Summary of the Pensions Judicial Review
The Judgement supported the UK Government’s claims it had acted correctly in bringing in changes to the State Pension Age and rejected the grounds on which the claimants disputed this. Feisty Women has summarised the reasons the claimants’ case failed. We want to learn lessons from the failure of the Judicial Review to inform our thinking as we pursue a different route through the legal system. For information about our legal challenge, please go to www.feistywomen.co.uk.
The Judgement from the Judicial Review runs to 43 pages. For those of you who want to see the entire document, the link is at the bottom of this bulletin. The 3 key points the case failed on were:
· Pensions Acts are “primary legislation” and it is not within the scope of a Judicial review to overturn a democratic process and Acts of Parliament.
· The 1995 legislation is now over 20 years old.

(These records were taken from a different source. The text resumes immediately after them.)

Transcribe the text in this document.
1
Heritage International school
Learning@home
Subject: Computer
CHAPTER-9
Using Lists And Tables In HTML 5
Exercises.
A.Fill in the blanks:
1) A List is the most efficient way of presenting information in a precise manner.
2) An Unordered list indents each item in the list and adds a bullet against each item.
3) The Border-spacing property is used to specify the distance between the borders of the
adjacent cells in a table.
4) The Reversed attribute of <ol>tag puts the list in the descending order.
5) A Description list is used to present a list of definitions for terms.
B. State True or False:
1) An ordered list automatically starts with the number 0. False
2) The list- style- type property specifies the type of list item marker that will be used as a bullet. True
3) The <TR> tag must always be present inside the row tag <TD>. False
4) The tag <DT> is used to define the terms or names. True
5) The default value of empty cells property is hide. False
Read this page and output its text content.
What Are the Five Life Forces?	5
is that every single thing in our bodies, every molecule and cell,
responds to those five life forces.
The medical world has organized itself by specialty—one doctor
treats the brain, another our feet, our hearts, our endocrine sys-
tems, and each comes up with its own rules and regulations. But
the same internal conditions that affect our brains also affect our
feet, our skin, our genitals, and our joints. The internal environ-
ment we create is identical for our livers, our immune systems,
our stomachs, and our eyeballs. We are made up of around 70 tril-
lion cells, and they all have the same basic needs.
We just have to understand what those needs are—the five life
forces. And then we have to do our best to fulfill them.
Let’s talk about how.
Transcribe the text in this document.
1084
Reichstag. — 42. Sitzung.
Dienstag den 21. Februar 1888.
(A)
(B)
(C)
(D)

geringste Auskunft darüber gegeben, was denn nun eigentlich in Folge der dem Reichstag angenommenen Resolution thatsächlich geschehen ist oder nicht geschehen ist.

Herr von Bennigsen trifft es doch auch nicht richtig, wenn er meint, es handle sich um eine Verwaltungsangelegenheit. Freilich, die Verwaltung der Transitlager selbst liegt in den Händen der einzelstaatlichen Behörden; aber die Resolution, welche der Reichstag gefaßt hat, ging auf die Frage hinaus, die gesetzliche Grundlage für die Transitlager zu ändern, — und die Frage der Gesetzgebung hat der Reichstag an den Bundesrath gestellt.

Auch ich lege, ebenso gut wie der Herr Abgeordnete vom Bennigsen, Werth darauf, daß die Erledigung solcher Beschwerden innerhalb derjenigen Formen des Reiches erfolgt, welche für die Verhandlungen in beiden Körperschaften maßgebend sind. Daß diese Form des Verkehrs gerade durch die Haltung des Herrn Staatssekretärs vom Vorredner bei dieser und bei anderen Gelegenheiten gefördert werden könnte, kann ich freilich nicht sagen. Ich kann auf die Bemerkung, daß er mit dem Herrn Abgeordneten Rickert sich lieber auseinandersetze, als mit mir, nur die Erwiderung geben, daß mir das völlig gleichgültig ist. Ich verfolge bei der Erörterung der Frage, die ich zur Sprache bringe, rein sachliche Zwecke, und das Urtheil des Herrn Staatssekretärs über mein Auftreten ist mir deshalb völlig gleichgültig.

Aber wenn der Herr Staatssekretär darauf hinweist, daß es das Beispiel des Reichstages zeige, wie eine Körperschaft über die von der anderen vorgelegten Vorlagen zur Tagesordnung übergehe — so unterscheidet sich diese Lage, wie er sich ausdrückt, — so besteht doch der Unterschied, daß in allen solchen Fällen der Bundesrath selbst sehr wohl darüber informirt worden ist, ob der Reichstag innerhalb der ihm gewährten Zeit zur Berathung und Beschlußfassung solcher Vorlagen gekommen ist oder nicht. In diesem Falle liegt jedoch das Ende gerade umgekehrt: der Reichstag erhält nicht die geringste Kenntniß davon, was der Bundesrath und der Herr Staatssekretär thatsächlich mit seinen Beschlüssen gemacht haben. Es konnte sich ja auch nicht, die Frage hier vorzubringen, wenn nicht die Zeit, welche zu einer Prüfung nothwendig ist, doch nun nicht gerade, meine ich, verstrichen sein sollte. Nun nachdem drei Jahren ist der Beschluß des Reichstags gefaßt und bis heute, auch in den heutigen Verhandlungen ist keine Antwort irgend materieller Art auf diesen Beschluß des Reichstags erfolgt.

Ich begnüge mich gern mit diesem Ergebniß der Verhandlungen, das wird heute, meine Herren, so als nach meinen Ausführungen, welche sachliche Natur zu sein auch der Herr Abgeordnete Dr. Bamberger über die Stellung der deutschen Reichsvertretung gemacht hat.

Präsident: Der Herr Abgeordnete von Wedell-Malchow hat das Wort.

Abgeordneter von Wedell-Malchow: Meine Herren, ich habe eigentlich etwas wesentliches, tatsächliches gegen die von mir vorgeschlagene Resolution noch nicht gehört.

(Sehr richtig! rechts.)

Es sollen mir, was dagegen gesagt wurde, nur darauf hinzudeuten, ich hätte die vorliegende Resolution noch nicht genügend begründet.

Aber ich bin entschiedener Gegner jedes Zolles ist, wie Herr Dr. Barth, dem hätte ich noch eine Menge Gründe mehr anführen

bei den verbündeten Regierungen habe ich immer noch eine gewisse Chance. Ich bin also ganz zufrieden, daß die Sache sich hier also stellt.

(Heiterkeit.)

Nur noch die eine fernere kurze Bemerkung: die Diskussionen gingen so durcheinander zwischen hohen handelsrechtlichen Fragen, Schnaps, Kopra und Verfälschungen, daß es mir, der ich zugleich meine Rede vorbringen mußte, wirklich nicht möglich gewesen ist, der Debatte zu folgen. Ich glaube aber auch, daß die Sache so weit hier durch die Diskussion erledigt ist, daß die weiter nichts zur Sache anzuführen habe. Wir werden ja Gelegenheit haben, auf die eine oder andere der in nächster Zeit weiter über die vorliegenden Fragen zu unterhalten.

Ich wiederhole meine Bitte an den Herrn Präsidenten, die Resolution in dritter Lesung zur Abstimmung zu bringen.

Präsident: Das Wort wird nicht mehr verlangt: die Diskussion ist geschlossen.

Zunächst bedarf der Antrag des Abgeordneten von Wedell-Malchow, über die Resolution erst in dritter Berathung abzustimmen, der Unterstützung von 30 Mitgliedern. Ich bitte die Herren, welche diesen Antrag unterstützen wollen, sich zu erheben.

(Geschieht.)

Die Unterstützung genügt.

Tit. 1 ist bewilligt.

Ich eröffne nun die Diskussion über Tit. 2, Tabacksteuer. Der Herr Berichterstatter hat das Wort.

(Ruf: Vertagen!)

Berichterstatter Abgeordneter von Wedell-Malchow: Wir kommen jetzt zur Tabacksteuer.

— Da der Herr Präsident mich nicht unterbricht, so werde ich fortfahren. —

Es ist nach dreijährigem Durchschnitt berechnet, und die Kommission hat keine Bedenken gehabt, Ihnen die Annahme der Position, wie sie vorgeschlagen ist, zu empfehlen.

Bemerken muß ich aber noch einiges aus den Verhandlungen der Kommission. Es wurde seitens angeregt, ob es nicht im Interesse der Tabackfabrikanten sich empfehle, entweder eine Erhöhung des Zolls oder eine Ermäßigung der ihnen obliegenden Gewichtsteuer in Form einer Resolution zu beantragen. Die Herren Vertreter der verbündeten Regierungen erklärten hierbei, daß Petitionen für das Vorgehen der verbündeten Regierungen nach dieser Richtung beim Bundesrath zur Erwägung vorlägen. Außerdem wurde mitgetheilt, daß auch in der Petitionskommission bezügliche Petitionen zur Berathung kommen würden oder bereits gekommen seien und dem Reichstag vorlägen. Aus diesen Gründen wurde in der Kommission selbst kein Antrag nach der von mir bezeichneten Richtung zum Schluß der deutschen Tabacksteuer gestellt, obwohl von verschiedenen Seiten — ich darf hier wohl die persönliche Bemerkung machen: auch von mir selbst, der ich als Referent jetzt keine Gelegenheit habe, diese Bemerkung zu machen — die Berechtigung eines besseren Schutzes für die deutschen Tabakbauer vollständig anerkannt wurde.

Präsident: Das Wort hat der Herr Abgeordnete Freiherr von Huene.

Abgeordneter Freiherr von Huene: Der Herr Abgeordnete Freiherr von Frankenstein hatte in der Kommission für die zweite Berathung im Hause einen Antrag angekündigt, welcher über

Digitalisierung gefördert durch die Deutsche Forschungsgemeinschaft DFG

· Claims regarding age discrimination were misconceived, since age discrimination in the provision of State benefits does not fall within the scope of EU law. Even if they did, the DWP lawyers claimed they have been the subject of very great delay and should be excluded on grounds of time.
BASIS OF THE REVIEW
Two fifties-born women sought a Judicial Review of the mechanisms chosen to implement the Government’s policy of raising and equalising the State Pension Age (SPA) and on the failure to inform women of the changes.
Their claims were based on the suggestion there was direct discrimination on the grounds of sex, or age and sex combined, in regard to the timetable for changes to the SPA in the Pensions Act of 1995 and in subsequent Acts in 2007 and 2011.
They further claimed the transitional provisions, together with the notice provisions set out in timetables of birth dates, were unlawful and a breach of the legitimate expectations of fairness in common law.
The defendant, the Department for Work and Pensions (DWP), rejected all of these claims. Their arguments were as stated in the three key points listed above.
Q&A ON THE JUDGEMENT
Q. Why did the case fail in regard to discrimination on ground of age and sex?
A. The Old Age and Widows Pension Act 1940 lowered the pension age for women from 65 to 60 to recognise social circumstances of that time and was an act of discrimination in favour of women, which in effect created a relative disadvantage for men.
Furthermore, in 1995 the UK Pensions Act was seeking to conform with a directive of EU law which had found, in a case that came before the EU courts, that it was contrary to that directive for a pension scheme to provide for unequal benefits for men and women. Therefore the judges disagreed with this ground of the claimants’ case - finding the Government was acting reasonably in order to change this discriminatory practice.
Q. The lawyers acting for the claimants said the Government failed to consult properly before passing the Pensions Act 1995. Surely that cannot be fair?
A. The DWP produced evidence to show it had consulted widely with many different organisations. It also successfully argued that various reports, white papers and other instruments of government had been properly used before bringing in the legislation.
Q. What about the claim that Government failed to inform women directly about changes to their SPA and that many women did not know about the changes until they were approaching 60 – the age they had expected to retire?
A. The judges agreed with the DWP there was no legal requirement for the Government to notify people, either in general terms or to a specific group of people that they may be affected by primary legislation. The fact is that passing primary legislation through Government is in itself a public process, involving various consultation processes and green and white papers with many opportunities for anyone with an interest to question it or to ask their MP to do so on their behalf.
The judges further took the view that the evidence given by the DWP in respect of its communication of changes appeared to be adequate, proper and reasonable.
The judges also found that even if they had been persuaded there should have been an obligation of notification, no remedy would be available to the court because no court order can set aside the implementation of primary statute (law) on such a basis.
WHERE TO FROM HERE?
So, how can Feisty Women proceed with another case when this one has failed? As we explained in last week’s bulletin, our target is not Pensions Legislation. We do not believe the clock can be turned back because women feel they have been unfairly treated. It is clear from this Judicial Review that, regardless of whether women feel the increase in pension age was morally wrong, under the letter of the law the Government is seen to have acted properly.
For this reason, Feisty Women has decided to attack failure of procedures required by the Equality Act 2010 rather than attempt to have primary legislation overturned.
This is going to be a long game and there are no guarantees of success, but Feisty Women is in this for the long haul.